The Trust does not enter into business with any other organisation, in the United Kingdom or abroad, which knowingly supports or is found to involve itself in slavery, servitude and forced or compulsory labour.
No labour provided to the Trust in the pursuance of the provision of its own services is obtained by means of slavery or human trafficking. The Trust strictly adheres to the minimum standards required in relation to its responsibilities under relevant employment legislation in the United Kingdom.
5. SUPPLY CHAINS
In order to fulfil its activities, the Trust’s main supply chains include those related to:
- The maintenance and regeneration of the park
- Festivals and events
- Community programmes
6. POTENTIAL EXPOSURE
The Trust considers its main exposure to the risk of slavery and human trafficking to exist in its park maintenance and events and festivals supply chains because they involve third party contractors and large amounts of labour.
In general, the Trust considers its exposure to slavery/human trafficking to be relatively limited. However, it has taken steps to ensure that such practices do not take place in its business nor the business of any organisation that supplies goods and/or services to it.
7. IMPACT OF COVID-19
During the reporting period covered by this statement, the COVID-19 pandemic had taken hold.

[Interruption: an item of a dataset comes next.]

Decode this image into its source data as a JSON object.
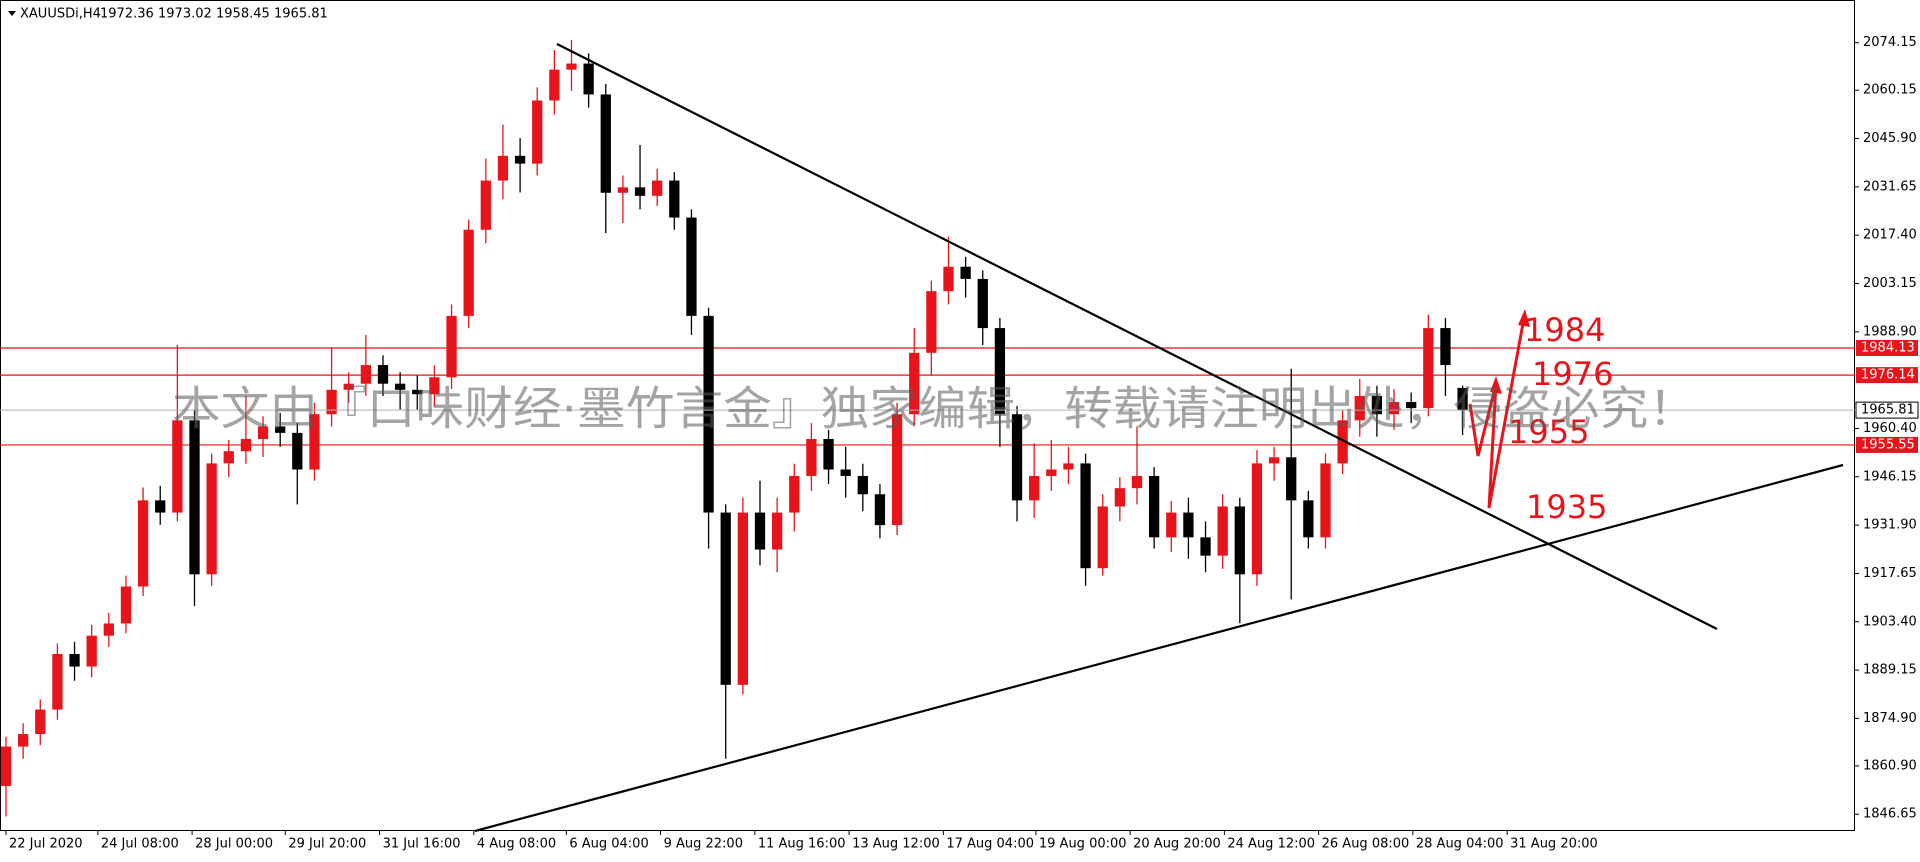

For several months, the UK was placed into lockdown to stem the spread of COVID-19. This created several challenges for the Trust , as it did for others across the nation.
The Trust welcomes the UK Government’s decision, as confirmed in April 2020, to allow for a delay of up to 6 months in the publication of modern slavery statements without the risk of facing penalty.

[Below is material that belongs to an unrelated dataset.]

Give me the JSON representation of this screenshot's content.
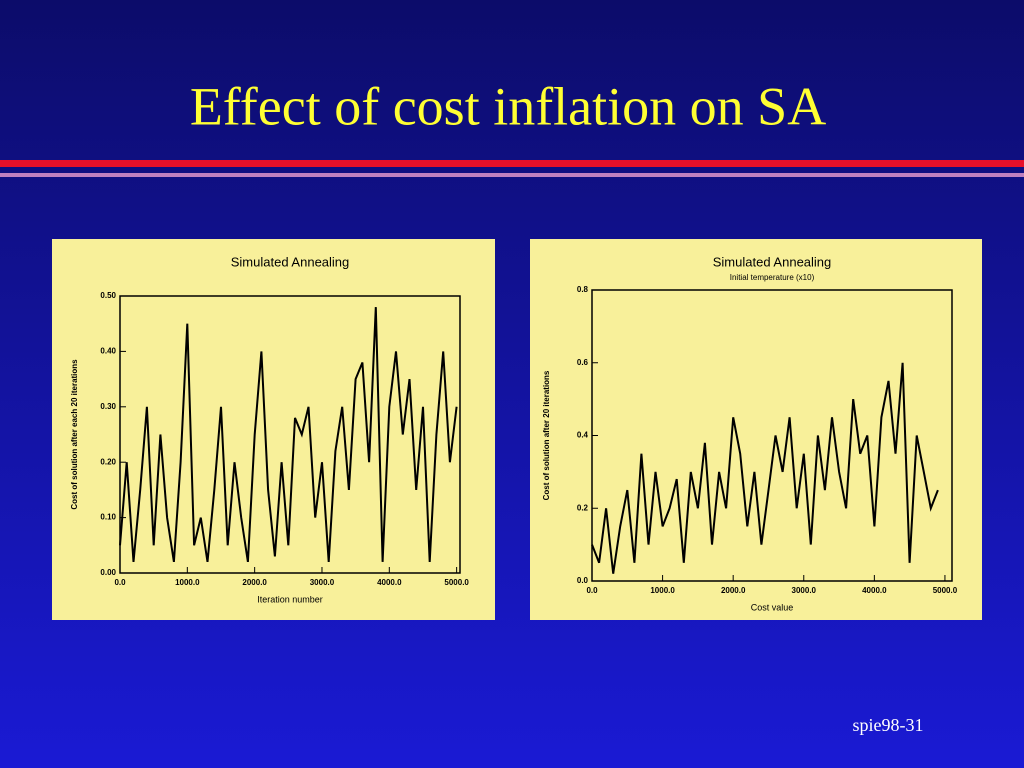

The Trust concludes that the COVID-19 pandemic did not adjust the risk of modern slavery to a level above that which existed before the pandemic, which is as set out under ‘POTENTIAL EXPOSURE’ above.
During the pandemic, the Trust’s employees still had access to the grievance procedure to raise any concerns that they may have had.
In line with emergency legislation passed by the Government, Trust employees have been paid Statutory Sick Pay during periods of self-isolation where it has not been possible to agree a temporary period of homeworking.
The Trust’s modern slavery risks were subject to the same monitoring procedures during the pandemic as at all other times.
The Trust carries out due diligence processes in relation to ensuring slavery and/or human trafficking does not take place in its organisation or supply chains, including conducting a review of the controls of its suppliers.
The Trust has not, to its knowledge, conducted any business with another organisation which has been found to have involved itself with modern slavery.
In accordance with section 54(4) of the Modern Slavery Act 2015, the Trust has taken the following steps to ensure that modern slavery is not taking place:
- Put measures in place to identify and assess the potential risks in its supply chains;
- undertaking impact assessments of its services upon potential instances of slavery;
- creating action plans to address risk to modern slavery;
- any actions taken to embed a zero tolerance policy towards modern slavery;
The Trust has the following policies which further define its stance on modern slavery:
- Equality, Inclusion and Diversity Policy
- Whistle-Blowing Policy
10. SLAVERY COMPLIANCE OFFICER
The Trust has a Slavery Compliance Officer who is currently the Chief Executive Officer , to whom all concerns regarding modern slavery should be addressed, and who will then undertake relevant action with regard to the Trust obligations in this regard.
This statement is made in pursuance of Section 54(1) of the Modern Slavery Act 2015 and will be reviewed for each financial year.